3.6-LITER V6 TWIN-TURBO
V8? We don’t need no stinking V8 (well, unless it’s the supercharged behemoth in the CTS-V). With 420 horsepower and 430 lb-ft of torque, the CTS V-Sport’s twin-turbocharged V6 delivers jaw-dropping acceleration and passing power.
Under the Hood
Four engines are available in the 2017 CTS sedan by Cadillac. The base is a 2.0-liter turbocharged 4-cylinder that puts out a stout 268 horsepower, while the mid-tier engine is a recently revised 3.6-liter V6 that's good for 335 horsepower. Both of those engines are offered with standard rear-wheel drive (RWD) or optional all-wheel drive (AWD). Topping them is the 420-horsepower twin-turbocharged 3.6-liter V6 in the rear-drive-only V-Sport.
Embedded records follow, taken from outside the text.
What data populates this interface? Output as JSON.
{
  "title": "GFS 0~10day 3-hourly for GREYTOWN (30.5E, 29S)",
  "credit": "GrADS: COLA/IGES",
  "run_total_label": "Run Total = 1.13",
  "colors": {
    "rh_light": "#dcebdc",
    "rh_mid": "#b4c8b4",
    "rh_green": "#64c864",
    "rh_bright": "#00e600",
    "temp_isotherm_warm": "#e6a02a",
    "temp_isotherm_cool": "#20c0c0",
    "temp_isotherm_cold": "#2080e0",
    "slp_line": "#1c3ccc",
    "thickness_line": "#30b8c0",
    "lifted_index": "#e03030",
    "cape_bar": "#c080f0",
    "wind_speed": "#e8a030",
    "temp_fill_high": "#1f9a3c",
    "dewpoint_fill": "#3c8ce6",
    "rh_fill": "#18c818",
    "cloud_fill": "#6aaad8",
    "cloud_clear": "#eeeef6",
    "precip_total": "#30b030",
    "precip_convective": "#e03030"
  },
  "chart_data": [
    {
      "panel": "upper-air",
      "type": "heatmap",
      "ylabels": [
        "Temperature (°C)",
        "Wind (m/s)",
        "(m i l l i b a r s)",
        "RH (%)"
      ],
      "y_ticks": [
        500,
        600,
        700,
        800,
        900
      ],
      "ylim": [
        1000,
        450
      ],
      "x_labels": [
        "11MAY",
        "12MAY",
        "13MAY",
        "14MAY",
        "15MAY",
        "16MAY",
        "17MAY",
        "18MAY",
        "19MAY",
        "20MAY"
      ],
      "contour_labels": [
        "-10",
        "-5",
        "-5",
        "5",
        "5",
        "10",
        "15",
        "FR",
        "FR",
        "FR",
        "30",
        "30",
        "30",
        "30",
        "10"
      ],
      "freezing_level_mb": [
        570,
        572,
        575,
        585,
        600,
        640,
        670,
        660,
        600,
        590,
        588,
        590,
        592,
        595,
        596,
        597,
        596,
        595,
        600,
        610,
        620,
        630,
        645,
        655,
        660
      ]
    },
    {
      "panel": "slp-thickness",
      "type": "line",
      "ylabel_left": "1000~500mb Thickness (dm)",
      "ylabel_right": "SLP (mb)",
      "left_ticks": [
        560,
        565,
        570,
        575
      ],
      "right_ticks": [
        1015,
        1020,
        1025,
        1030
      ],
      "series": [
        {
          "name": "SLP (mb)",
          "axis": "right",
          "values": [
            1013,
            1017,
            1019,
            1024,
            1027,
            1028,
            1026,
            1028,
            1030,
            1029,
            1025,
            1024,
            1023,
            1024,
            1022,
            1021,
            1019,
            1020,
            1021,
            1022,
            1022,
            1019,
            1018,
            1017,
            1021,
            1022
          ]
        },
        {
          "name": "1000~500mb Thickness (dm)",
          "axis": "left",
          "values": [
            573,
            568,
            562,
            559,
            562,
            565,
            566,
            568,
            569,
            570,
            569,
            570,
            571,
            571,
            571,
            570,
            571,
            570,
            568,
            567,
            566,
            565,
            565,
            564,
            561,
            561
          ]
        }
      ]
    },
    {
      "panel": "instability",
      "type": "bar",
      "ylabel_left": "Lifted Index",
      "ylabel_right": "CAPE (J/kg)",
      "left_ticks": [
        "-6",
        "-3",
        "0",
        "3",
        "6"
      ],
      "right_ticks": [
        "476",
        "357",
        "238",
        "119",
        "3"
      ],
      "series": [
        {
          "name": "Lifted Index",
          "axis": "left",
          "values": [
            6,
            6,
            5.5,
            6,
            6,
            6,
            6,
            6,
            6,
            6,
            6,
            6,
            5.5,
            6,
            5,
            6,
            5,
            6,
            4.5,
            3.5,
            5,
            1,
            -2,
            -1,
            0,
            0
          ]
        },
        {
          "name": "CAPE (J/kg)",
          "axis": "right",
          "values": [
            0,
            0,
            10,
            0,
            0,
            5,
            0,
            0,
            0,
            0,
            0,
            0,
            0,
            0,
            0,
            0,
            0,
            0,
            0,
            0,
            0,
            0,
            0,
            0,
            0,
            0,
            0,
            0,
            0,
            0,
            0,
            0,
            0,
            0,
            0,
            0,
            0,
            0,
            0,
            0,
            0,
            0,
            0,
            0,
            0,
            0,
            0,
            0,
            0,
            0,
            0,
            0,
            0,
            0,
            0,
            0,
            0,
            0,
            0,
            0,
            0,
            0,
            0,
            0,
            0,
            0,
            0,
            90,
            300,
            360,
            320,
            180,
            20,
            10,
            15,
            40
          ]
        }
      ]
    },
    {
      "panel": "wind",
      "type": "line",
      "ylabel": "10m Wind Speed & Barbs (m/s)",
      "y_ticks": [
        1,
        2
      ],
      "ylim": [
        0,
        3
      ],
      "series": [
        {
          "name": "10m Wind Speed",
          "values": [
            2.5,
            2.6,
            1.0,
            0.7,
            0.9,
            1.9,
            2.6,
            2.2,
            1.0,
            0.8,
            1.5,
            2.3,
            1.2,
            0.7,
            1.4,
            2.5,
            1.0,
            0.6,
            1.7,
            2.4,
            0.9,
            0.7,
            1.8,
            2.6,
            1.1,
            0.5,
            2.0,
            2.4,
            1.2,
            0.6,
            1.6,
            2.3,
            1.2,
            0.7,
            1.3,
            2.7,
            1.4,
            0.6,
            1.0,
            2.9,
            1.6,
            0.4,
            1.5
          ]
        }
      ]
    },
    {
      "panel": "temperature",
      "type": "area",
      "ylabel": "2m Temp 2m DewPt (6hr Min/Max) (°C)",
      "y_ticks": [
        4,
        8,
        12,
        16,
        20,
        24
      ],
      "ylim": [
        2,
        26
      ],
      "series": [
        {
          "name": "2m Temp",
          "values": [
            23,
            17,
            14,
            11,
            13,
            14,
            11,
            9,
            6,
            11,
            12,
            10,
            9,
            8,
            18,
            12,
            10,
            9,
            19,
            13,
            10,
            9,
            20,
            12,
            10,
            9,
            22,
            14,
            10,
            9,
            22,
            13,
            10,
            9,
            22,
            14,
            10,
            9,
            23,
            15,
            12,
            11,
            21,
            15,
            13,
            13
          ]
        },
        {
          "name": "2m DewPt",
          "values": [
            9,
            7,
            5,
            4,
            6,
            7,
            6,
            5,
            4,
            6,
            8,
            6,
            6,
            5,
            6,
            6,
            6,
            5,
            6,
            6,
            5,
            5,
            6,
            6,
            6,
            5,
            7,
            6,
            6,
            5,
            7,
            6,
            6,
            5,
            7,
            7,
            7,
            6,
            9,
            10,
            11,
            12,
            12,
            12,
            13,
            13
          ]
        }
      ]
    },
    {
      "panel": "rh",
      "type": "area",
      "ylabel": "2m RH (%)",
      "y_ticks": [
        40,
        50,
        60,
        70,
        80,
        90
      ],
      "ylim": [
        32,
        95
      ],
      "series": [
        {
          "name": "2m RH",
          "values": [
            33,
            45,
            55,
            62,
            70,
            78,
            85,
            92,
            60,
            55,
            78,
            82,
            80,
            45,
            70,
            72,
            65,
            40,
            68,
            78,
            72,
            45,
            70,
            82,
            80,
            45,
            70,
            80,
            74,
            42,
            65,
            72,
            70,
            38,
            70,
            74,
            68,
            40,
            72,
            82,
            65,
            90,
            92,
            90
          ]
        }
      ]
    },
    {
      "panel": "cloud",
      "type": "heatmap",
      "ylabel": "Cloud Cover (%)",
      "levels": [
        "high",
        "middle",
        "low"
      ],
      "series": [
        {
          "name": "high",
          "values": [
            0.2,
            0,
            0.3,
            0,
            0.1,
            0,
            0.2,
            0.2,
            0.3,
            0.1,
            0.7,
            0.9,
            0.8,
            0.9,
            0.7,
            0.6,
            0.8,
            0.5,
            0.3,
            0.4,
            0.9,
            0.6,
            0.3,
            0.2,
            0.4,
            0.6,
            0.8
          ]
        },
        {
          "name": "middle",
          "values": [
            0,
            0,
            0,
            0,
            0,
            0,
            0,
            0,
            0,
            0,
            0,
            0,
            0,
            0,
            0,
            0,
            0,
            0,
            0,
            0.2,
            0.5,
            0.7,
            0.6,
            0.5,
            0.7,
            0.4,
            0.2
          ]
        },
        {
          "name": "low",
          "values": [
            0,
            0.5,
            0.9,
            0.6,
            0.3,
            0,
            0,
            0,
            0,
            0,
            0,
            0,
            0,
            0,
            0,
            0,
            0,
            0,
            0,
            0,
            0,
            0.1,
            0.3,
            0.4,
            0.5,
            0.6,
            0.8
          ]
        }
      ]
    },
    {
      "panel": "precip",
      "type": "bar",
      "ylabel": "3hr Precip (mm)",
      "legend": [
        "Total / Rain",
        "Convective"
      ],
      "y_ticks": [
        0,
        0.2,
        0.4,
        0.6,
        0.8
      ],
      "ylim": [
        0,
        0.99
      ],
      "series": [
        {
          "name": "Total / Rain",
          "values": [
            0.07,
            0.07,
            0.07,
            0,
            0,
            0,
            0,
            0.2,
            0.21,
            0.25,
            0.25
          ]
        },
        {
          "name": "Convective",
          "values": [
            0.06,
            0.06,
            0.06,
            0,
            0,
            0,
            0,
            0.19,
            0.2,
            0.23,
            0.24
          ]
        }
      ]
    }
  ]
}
All models make use of the same 8-speed automatic transmission linked to steering-wheel-mounted paddle shifters. The range-topping, rear-drive CTS-V sedan packs a supercharged 6.2-liter V8 good for 640 horsepower and an earth-moving 630 lb-ft of torque.
2.0-liter turbocharged inline-4
268 horsepower @ 5,500 rpm
295 lb-ft of torque @ 1,700-5,500 rpm
EPA city/highway fuel economy: 22/30 mpg (RWD), 21/29 mpg (AWD)
335 horsepower @ 6,800 rpm
285 lb-ft of torque @ 4,800 rpm
EPA city/highway fuel economy: 20/30 mpg (RWD), 19/27 mpg (AWD)
3.6-liter twin-turbocharged V6
420 horsepower @ 5,750 rpm
430 lb-ft of torque @ 3,500-4,500 rpm
EPA city/highway fuel economy: 16/24 mpg
6.2-liter supercharged V8 (CTS-V)
640 horsepower @ 6,400 rpm
630 lb-ft of torque @ 3,600 rpm
EPA city/highway fuel economy: 14/21 mpg
Note: Due to changes in EPA testing to more effectively reflect real-world conditions, some 2017 models show slightly lower fuel-economy scores than their 2016 versions.
Cadillac’s CTS and CTS-V performance sedans for 2017 continue to go unchallenged by domestic makes while simultaneously giving the Germans fits. From a set of powerful engine options to its Nurburgring-proven performance, the CTS outshines cars like the Audi A6 and Lexus GS, and pulls within spitting distance of the BMW 5 Series, including the legendary M5. The 2017 Cadillac CTS sedan is brimming with luxury and technology features, and even the entry-level 4-cylinder model offers up a nice balance of features, power, fuel economy and price. Of course, the tire-smoking 640-horsepower supercharged CTS-V remains the crown jewel in the Cadillac crest, forever changing the way younger buyers view America’s oldest luxury-car manufacturer.